Congratulations, your ex is a real person who cares. Mine was abusive toward me, and would LOVE nothing more than to hear that my child was being disrespectful. As a result, we do not co-parent. We parallel parent. (child is with me about 75% of the time, so mostly it works out fine)
Anonymous
FWIW, I absolutely refused to brush my hair as a child-teen to the extent that it became a gross rats nest. I hated brushing my hair: it hurt and was boring; and obviously hurt more and took longer once I put it off for awhile. It was just stubbornness. There was no phobia behind it, I wasn't being abused, I was otherwise a good kid (did great in school, otherwise fine hygeine, plenty of friends, never more than minor acting out, responsible with younger sibs, etc). I have no idea to this day why I picked that battle to fight.

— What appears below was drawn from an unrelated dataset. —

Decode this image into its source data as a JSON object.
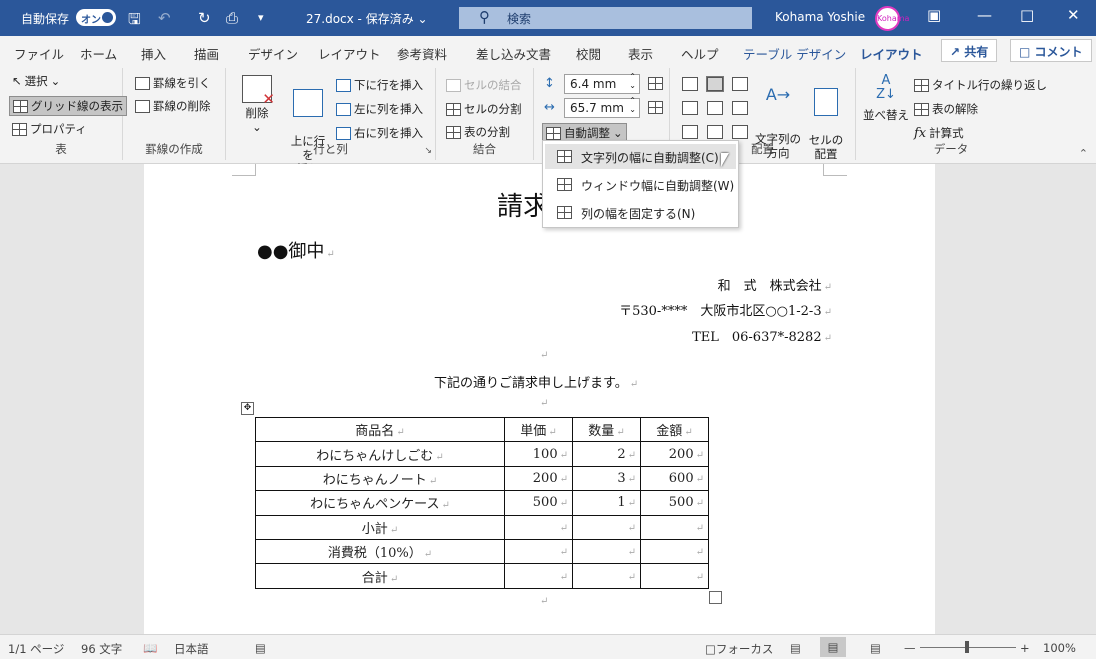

Eventually my parents mostly gave up and ignored it. It obviously isn't the hygeine issue not bathing is, so that was more of an option. And, honestly, it didn't work. I sort of covered it up a bit as I entered teenage years by brushing the top layer and occasionally got teased about it, but rarely to my face (and I still dated, etc). One summer in high school, I just tackled it myself. And that was that. It never recurred.

That's all just to say: don't assume that OP is wrong that this is just an irrational battle of wills.
Anonymous
Anonymous wrote:
Anonymous wrote:Does he refuse on a weekend when you are relaxed about time? I'd focus on getting to the real reason, try to at least get one shower or bath on the weekend when you are both calm, let him wash himself with a washcloth during the week. Once that is working, try to add the bath or shower during the week, but don't wait until you are both tired.


It's always the same thing. He HATES showering. He hates bathing in general. If he knows that it's shower night he will go up without being asked and do the entire bedtime routine himself just so that he can say that he's all ready so he can't shower that night. He will run away. He will sit in the bathroom for hours (yes, even on a weekend morning, even if there are other things he wants todo that day).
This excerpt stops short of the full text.